FID is present in one-fourth of our CKD cohort. It should be considered when the response to adequate measures of improving hemoglobin level fails. More studies are required to know its impact on short-term and long-term patient-related outcomes such as quality of life and mortality.
慢性肾脏病(CKD)中的贫血是多因素导致的。功能性缺铁(FID)的存在是一种可能的病因,即铁从巨噬细胞向红系骨髓的转运存在障碍。在本研究中,我们旨在评估儿童CKD中FID的患病率及危险因素。
在获得机构伦理批准后,于2018年3月至12月进行了一项横断面研究。纳入年龄≤12岁、同意参与的CKD儿童,无论其是否补充铁剂。排除接受促红细胞生成素治疗或维持性透析的患者。记录患者及疾病特征的详细信息。检测包括全血细胞计数、红细胞指数、低色素红细胞、网织红细胞血红蛋白含量及血清铁蛋白在内的各项实验室参数。
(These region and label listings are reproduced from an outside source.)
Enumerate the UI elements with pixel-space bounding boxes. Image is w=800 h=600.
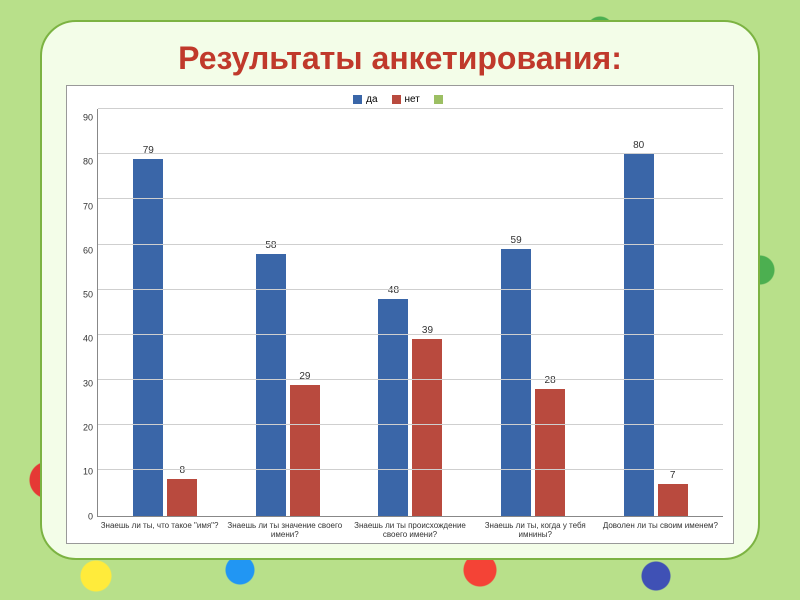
bar: 8	[167, 479, 197, 515]
bar: 28	[535, 389, 565, 516]
x-tick-label: Знаешь ли ты происхождение своего имени?	[347, 517, 472, 539]
bar-group: 798	[104, 109, 227, 516]
bar-value-label: 80	[633, 140, 644, 151]
y-tick-label: 10	[77, 468, 93, 477]
bar: 29	[290, 385, 320, 516]
y-tick-label: 80	[77, 158, 93, 167]
bar: 80	[624, 154, 654, 515]
y-tick-label: 40	[77, 335, 93, 344]
page-title: Результаты анкетирования:	[66, 40, 734, 77]
bar-group: 5829	[227, 109, 350, 516]
legend-swatch	[434, 95, 443, 104]
plot-area: 798582948395928807	[97, 109, 723, 517]
x-tick-label: Доволен ли ты своим именем?	[598, 517, 723, 539]
y-tick-label: 30	[77, 379, 93, 388]
plot-wrap: 0102030405060708090 798582948395928807	[77, 109, 723, 517]
bar-group: 807	[594, 109, 717, 516]
y-tick-label: 0	[77, 512, 93, 521]
grid-line	[98, 153, 723, 154]
legend-item: нет	[392, 94, 420, 105]
legend-label: нет	[405, 94, 420, 105]
chart-legend: да нет	[77, 94, 723, 105]
bar-value-label: 58	[265, 240, 276, 251]
legend-swatch	[392, 95, 401, 104]
bar: 7	[658, 484, 688, 516]
bar: 48	[378, 299, 408, 516]
y-tick-label: 90	[77, 114, 93, 123]
grid-line	[98, 424, 723, 425]
bar: 39	[412, 339, 442, 515]
bar-value-label: 7	[670, 470, 676, 481]
bar: 79	[133, 159, 163, 516]
x-tick-label: Знаешь ли ты значение своего имени?	[222, 517, 347, 539]
grid-line	[98, 334, 723, 335]
y-axis: 0102030405060708090	[77, 109, 97, 517]
legend-item	[434, 94, 447, 105]
content-panel: Результаты анкетирования: да нет 0 10 20 30 4…	[40, 20, 760, 560]
legend-item: да	[353, 94, 377, 105]
grid-line	[98, 379, 723, 380]
y-tick-label: 20	[77, 423, 93, 432]
legend-label: да	[366, 94, 377, 105]
grid-line	[98, 289, 723, 290]
bar-value-label: 8	[180, 465, 186, 476]
grid-line	[98, 108, 723, 109]
grid-line	[98, 469, 723, 470]
x-tick-label: Знаешь ли ты, что такое "имя"?	[97, 517, 222, 539]
y-tick-label: 50	[77, 291, 93, 300]
bar-value-label: 48	[388, 285, 399, 296]
x-axis: Знаешь ли ты, что такое "имя"?Знаешь ли …	[77, 517, 723, 539]
legend-swatch	[353, 95, 362, 104]
bar-group: 5928	[472, 109, 595, 516]
grid-line	[98, 244, 723, 245]
bar: 58	[256, 254, 286, 516]
bar-value-label: 28	[545, 375, 556, 386]
survey-chart: данет 0102030405060708090 79858294839592…	[66, 85, 734, 544]
y-tick-label: 70	[77, 202, 93, 211]
grid-line	[98, 198, 723, 199]
y-tick-label: 60	[77, 246, 93, 255]
bar-group: 4839	[349, 109, 472, 516]
x-tick-label: Знаешь ли ты, когда у тебя имнины?	[473, 517, 598, 539]
bar-groups: 798582948395928807	[98, 109, 723, 516]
应用适当的统计学检验。
174名儿童中,127名(73%)的CKD病因是结构性肾脏疾病,110名(63%)患有贫血。CKD 1、2、3、4和5期的贫血患病率分别为44%、43%、74%、64%和92%。即使一些儿童已经在补充铁剂,仍有66名(38%)存在绝对缺铁。44名(25%)存在FID,多因素分析显示,较低的估计肾小球滤过率和矿物质骨病是相关危险因素。
我们的CKD队列中有四分之一存在FID。当改善血红蛋白水平的适当措施效果不佳时应考虑到这一点。需要更多研究来了解其对患者短期和长期相关结局(如生活质量和死亡率)的影响。